3) The Hou Han Shu is also a text structured around the “hero” explanation for causation in history. It is a history of emperors, kings, governors, and generals and they are recorded insofar that their actions have a perceived impact on the history of the “Western Regions.”
The most obvious subject matter that was left out when we place the Hou Han Shu in the context of Frances Wood’s Chapter 4 of The Silk Road is that of the “Heavenly horses.” In the census of the “Western Regions,” there was no count of horses or even “Heavenly horses.” Does this mean that Arthur Waley was right to say that the Han concern with these horses was spiritual rather than practical? Let us place this question in the context of question 2. We are told in Wood’s Silk Road that the Han realized that a smaller group of Xiongnu on Heavenly horses could wipe out an entire army of Han infantry. If so, wouldn’t it be curious that in the census, the number of infantry soldiers (since they were counted without horses) was given primacy over the number of horses? Although it seems like Arthur Waley’s argument is more worthy of consideration than when first read, it is actually quite problematic. Consider the following “hymn” taken from Wood’s Silk Road:
The Heavenly Horses are coming,
Coming from the Far West,
They crossed the Flowing Sands,
For the barbarians are conquered.
That issued from the waters of a pool. Two of them have tiger bacjs: They can transform themselves like spirits.
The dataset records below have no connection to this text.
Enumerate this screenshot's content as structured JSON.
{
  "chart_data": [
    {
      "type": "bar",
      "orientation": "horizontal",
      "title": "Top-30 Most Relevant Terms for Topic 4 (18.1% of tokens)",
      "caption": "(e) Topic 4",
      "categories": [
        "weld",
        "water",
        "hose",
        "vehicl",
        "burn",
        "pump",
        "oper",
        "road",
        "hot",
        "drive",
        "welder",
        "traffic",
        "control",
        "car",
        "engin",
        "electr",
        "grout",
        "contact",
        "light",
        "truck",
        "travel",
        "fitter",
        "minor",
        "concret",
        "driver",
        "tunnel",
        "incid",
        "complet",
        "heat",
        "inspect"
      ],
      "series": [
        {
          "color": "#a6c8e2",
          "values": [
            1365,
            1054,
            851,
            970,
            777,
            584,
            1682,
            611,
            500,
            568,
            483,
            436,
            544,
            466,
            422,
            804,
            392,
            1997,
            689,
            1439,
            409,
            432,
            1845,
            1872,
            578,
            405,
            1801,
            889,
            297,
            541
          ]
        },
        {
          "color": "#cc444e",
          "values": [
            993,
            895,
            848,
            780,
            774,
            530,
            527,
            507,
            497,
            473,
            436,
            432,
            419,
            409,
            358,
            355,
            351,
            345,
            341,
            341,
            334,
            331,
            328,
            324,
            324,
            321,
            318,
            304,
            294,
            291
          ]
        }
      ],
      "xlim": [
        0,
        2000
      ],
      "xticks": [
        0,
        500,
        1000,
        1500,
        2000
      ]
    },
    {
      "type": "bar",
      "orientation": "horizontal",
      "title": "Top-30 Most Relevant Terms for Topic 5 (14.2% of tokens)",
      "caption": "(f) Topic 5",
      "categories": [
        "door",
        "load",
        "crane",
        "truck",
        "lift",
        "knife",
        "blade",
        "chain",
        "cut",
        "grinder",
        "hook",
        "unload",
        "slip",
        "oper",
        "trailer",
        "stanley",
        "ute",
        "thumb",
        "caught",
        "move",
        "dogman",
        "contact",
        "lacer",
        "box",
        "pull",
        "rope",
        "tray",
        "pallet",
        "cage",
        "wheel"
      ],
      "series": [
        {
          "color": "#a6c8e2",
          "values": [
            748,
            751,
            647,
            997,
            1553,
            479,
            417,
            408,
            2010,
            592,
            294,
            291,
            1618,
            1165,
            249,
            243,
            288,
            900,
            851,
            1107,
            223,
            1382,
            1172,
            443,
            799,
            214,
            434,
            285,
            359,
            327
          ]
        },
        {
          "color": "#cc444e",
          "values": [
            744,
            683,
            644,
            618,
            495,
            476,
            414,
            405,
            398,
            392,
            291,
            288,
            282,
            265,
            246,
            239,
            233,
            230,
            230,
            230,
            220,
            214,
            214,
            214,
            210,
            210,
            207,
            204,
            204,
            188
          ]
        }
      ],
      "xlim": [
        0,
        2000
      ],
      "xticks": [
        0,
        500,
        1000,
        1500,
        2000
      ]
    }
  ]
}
The Heavenly Horses are coming
Across the pastureless wilds
A thousand leagues at a stretch,
Following the eastern road.
The Heavenly Horses are coming;
Jupiter is in the Dragon.
Should they choose to soar aloft,
Who could keep pace with them?
The Heavenly Horses are coming;
Open the gates while there is time.
To the Holy Mountain of Kunlun.
The Heavenly Horses have come
And the Dragon will follow in their wake.
I shall reach the Gates of Heaven,
I shall see the Palace of God.
Consider the lines I bolded (spiritual parts) with the ones I italicized (practical parts). In his argument, Waley suppressed the practical element. What is more problematic was his total neglect of the parts on the practical. Thus, it seems that Heavenly horses are important both in spiritual and practical ways.